As expected, UPC-NA’s speedup performance is vividly inferior to that of UPC-A’s as shown in Fig. 5. For instance, at \( c = 16 \), the respective S values attained are 15.8 and 4.3 for UPC-A and UPC-NA, respectively.

Fig. 5.
figure 5

Comparison of parallelism performance between UPC-A and UPC-NA for CHD case C (Couette’s flow)

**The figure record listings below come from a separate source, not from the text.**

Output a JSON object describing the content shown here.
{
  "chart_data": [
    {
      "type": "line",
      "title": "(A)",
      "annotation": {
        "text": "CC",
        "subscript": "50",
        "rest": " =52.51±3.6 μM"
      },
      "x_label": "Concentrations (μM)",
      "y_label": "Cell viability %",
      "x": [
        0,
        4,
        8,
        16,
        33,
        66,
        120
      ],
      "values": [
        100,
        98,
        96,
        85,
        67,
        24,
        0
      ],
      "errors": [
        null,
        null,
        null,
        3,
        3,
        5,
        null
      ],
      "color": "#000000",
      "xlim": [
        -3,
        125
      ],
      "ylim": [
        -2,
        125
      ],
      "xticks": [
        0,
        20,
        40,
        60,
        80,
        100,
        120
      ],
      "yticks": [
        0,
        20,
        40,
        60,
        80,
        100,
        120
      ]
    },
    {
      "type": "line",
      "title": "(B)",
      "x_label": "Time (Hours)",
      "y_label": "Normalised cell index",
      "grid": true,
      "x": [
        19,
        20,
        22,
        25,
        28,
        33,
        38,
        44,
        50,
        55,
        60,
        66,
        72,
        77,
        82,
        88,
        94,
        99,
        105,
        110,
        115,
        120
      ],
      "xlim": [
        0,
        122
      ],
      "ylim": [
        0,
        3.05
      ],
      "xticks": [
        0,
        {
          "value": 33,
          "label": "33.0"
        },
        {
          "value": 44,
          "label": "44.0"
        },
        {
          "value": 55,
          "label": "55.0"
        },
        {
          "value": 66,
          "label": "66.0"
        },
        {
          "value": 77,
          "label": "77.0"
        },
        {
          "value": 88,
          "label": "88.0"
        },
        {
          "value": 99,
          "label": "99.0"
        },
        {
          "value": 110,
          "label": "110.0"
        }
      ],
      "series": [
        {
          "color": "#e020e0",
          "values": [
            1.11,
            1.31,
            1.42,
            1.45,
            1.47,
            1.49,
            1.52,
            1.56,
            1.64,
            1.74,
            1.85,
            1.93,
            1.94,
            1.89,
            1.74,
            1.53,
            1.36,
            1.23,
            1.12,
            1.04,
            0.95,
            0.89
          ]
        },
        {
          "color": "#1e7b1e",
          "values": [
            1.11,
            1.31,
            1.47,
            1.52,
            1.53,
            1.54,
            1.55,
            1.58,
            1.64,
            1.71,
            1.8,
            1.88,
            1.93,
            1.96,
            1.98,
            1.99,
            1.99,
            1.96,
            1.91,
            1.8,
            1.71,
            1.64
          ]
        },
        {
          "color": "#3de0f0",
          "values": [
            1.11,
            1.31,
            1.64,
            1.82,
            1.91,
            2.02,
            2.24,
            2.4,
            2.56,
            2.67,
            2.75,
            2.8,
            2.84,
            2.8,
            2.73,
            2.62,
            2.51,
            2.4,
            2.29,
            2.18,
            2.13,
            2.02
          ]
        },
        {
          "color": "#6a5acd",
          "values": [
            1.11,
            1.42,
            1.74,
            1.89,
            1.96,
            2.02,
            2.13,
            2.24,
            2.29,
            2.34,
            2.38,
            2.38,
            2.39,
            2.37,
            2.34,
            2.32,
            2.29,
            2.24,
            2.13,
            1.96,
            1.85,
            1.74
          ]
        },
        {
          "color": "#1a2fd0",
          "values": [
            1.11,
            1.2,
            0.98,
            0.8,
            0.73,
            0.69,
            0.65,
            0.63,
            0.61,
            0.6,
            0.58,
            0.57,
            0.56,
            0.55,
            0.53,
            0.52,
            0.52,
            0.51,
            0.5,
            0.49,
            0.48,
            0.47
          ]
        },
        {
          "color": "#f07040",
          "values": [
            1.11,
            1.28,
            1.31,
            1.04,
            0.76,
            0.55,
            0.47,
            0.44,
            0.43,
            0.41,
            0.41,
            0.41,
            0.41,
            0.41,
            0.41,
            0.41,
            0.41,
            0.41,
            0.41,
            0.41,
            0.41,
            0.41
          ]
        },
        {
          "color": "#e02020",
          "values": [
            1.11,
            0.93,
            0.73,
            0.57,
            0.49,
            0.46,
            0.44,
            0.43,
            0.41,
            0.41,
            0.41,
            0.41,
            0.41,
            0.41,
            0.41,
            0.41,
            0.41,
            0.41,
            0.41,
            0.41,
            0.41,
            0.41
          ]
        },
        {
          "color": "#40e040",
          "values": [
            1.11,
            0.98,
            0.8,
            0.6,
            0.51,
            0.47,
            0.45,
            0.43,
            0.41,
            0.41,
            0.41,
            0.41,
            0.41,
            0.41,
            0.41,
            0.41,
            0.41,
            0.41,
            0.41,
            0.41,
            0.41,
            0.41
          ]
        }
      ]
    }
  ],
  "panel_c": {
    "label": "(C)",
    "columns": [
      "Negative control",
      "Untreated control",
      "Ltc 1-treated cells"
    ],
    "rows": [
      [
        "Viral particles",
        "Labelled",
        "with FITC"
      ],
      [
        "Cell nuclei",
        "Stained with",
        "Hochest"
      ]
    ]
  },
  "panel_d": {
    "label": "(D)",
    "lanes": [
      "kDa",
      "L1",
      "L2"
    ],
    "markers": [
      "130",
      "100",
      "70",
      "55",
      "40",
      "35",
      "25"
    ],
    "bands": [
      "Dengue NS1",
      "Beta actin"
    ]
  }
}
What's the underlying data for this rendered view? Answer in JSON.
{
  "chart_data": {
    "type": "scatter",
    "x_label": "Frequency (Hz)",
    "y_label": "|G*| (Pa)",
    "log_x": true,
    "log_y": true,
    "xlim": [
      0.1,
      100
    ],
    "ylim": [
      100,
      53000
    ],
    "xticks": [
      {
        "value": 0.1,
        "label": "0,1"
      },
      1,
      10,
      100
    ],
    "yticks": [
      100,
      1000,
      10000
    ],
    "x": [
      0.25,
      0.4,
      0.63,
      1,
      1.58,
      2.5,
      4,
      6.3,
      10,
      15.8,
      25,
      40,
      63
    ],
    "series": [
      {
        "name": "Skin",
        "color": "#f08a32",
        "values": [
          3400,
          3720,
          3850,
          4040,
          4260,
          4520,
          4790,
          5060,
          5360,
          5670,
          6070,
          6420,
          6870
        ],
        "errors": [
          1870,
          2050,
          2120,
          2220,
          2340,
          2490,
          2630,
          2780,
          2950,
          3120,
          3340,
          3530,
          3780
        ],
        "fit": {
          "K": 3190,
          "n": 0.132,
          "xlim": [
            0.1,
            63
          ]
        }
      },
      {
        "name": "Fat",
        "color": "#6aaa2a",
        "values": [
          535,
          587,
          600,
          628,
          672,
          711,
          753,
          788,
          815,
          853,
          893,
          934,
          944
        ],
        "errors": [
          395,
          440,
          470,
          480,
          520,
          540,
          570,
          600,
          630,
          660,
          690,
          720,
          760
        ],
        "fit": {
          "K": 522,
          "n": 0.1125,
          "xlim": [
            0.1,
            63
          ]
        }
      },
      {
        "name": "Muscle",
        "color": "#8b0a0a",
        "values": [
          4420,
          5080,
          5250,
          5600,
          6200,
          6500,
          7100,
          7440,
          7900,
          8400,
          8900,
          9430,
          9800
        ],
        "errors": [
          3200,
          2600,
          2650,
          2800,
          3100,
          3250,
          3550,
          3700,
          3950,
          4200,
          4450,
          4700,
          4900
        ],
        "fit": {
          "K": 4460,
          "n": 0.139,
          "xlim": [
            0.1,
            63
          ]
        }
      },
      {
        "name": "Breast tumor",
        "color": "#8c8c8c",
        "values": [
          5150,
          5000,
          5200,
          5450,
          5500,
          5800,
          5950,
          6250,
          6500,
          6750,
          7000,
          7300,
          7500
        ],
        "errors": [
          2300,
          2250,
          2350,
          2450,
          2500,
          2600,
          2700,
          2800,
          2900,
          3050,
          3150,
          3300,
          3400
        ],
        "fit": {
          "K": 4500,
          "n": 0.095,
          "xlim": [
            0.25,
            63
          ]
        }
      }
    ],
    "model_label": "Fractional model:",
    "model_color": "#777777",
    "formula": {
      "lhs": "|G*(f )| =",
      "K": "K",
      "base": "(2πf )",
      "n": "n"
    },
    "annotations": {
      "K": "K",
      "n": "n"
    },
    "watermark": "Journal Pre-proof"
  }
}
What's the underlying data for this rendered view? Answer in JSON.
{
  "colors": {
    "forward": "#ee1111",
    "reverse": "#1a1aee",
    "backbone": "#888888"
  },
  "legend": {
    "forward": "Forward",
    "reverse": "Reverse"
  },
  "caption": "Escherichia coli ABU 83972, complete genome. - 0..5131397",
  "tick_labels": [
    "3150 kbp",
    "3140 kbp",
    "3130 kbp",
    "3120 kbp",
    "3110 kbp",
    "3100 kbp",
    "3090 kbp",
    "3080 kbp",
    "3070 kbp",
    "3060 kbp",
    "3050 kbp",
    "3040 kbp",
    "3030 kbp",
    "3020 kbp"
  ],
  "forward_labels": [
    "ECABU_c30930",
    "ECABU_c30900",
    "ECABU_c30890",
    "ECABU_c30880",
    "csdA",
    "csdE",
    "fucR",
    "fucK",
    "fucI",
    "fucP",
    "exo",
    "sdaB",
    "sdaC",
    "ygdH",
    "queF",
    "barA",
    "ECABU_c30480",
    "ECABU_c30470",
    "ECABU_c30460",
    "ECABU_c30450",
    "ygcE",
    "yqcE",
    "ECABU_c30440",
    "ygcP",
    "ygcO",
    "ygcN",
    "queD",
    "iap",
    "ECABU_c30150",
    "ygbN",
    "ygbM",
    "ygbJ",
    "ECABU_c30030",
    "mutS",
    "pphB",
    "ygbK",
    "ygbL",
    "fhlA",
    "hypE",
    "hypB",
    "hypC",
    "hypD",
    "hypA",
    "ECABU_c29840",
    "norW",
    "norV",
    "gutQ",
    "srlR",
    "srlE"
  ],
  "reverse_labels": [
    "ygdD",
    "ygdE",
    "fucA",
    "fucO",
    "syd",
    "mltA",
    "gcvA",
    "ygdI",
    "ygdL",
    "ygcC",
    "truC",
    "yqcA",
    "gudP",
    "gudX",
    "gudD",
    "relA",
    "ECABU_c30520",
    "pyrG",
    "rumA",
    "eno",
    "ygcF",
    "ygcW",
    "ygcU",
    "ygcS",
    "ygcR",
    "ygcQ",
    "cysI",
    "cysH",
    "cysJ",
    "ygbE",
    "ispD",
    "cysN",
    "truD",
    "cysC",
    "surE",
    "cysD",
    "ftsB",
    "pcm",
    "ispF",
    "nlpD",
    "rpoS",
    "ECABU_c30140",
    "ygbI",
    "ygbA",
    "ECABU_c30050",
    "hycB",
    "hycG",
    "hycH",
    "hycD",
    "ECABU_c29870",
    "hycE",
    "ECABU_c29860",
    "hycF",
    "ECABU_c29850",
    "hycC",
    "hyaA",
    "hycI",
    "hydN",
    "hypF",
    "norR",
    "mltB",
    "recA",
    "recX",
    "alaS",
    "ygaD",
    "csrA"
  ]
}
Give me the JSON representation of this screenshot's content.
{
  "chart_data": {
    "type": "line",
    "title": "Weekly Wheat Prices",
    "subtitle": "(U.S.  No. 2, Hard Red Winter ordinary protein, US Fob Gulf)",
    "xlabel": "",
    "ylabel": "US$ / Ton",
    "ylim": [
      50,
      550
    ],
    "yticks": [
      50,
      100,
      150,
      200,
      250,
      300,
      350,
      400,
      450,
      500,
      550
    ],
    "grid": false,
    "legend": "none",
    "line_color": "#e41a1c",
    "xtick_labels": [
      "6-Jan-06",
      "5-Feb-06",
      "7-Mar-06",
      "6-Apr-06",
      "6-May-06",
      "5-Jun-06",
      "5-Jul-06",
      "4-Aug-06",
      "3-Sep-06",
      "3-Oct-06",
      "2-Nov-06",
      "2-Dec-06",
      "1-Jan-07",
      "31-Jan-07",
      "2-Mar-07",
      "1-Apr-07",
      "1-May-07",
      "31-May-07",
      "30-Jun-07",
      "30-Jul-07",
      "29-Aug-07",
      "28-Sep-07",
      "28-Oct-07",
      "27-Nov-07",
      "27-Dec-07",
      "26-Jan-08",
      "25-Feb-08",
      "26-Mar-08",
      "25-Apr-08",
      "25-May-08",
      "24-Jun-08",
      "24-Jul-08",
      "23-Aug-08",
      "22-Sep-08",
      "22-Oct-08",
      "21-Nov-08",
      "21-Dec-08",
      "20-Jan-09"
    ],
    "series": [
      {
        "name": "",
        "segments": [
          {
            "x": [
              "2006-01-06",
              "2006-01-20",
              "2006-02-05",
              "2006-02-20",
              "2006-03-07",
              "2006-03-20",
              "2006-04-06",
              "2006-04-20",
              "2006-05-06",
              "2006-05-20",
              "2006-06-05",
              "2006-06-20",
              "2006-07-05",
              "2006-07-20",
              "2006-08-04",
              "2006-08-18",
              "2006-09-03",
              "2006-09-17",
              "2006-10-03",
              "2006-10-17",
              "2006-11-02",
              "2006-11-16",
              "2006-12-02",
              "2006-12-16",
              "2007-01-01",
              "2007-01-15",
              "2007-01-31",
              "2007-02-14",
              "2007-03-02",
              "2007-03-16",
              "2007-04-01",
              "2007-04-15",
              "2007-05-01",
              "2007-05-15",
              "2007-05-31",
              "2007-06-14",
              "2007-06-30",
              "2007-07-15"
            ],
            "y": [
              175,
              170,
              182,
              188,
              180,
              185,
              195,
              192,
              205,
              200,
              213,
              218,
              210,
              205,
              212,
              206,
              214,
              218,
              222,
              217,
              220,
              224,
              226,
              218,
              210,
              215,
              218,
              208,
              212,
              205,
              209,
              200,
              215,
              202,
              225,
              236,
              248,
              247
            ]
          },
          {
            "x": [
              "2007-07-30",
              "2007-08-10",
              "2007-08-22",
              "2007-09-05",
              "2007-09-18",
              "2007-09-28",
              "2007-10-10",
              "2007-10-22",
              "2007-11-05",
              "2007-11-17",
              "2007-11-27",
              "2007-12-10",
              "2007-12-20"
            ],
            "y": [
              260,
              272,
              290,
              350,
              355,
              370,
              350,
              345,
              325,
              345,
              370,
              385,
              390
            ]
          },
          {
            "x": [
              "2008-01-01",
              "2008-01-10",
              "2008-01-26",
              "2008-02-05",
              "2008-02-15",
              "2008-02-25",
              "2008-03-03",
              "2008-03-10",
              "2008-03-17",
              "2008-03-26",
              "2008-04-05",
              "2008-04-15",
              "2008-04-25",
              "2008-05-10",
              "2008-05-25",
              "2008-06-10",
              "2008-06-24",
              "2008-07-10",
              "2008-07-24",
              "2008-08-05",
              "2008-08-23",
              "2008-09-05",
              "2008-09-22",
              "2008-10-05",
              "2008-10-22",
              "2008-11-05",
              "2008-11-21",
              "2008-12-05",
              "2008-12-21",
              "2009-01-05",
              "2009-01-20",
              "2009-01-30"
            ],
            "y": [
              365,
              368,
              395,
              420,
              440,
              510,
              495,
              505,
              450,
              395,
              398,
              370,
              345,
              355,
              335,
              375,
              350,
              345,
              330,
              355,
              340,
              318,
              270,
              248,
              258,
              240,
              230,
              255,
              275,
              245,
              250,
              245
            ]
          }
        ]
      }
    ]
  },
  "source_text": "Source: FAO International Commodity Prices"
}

The difference in the attained speedup between UPC-A and UPC-NA can be further described from Fig. 6 by using a 3 × 3 numerical domain example having an affinity block of 3. In UPC-NA, thread 0 contains the fluxes data of element a, d and g in its local memory section whereby d and g belongs to the other threads, whereas in UPC-A, thread 0 contains the fluxes data of element a, b and c in its local memory (Fig. 6) whereby all three elements belong to the common thread. The observed inferior performance of UPC-NA (Fig. 5) is caused by the need for thread 0 to function with non-affinity data, i.e. element b in thread 1 and element c in thread 2, which results in longer computational run time for UPC-NA. With \( c = 1 \), there is only a singular thread which computes the fluxes in the entire numerical domain, and functions only with data having affinity with. With an increasing number of threads, the latency issue arises which results in less than ideal computational performance. For instance, at \( c = 2 \) and 4 respectively, 50% and 25% of the total runtime are attributed to the need to access non-affinity data by the respective threads. While the addition of c would reduce the amount of global accessing activity in UPC-NA, optimization is still unlikely as observed in Fig. 5. This observed behavior for S needs to be further investigated.

Fig. 6.
figure 6

Schematic representation of UPC-NA (left) and UPC-A (right) concepts

In summary, we recommend distributing the array of data in contiguous blocks as demonstrated in UPC-A, which enables each thread to attend to a system of elements as dependent on the number of threads available. We hypothesize that the proposed UPC-PGAS architecture without any affinity optimization is likely unsuitable in accelerating the speedup performance when compared with to that of MPI’s.

6 Conclusion

An alternative parallelism architecture, which couples the PGAS computing concept with Berkeley’s UPC compiler, is developed for large-scale computational hydrodynamic (CHD) simulations. The parallelism model developed is termed as UPC-CHD. As our first initiation, UPC-CHD is examined on three incompressible, adiabatic and viscous 2D flow cases having moderate flow velocities. Varying numerical schemes are adopted to resolve the discretized forms for the respective temporal, viscous and convective fluxes within each computational node in UPC-CHD. The selected schemes are then verified by the reasonably good agreement obtained between the predicted and analytical values for all CHD flow cases. Subsequently, the parallelism performance is compared between UPC-CHD and MPI in its base design till 100 computer threads maximum in this study as our first approach. The obtained speedup results provide an early indication of the parallelism capability of UPC-CHD for large-scale numerical domains which can be further exploited by performing the following.

  • Introduction of other numerical schemes to examine a wider range of CHD flow cases which include turbulent incompressible flow, heat transfer, porous media flow etc.

  • Coupling of UPC-CHD with AWS cloud computing to exploit a greater number of cores to further evaluate the parallelism capability of the former for large-scale simulation domains.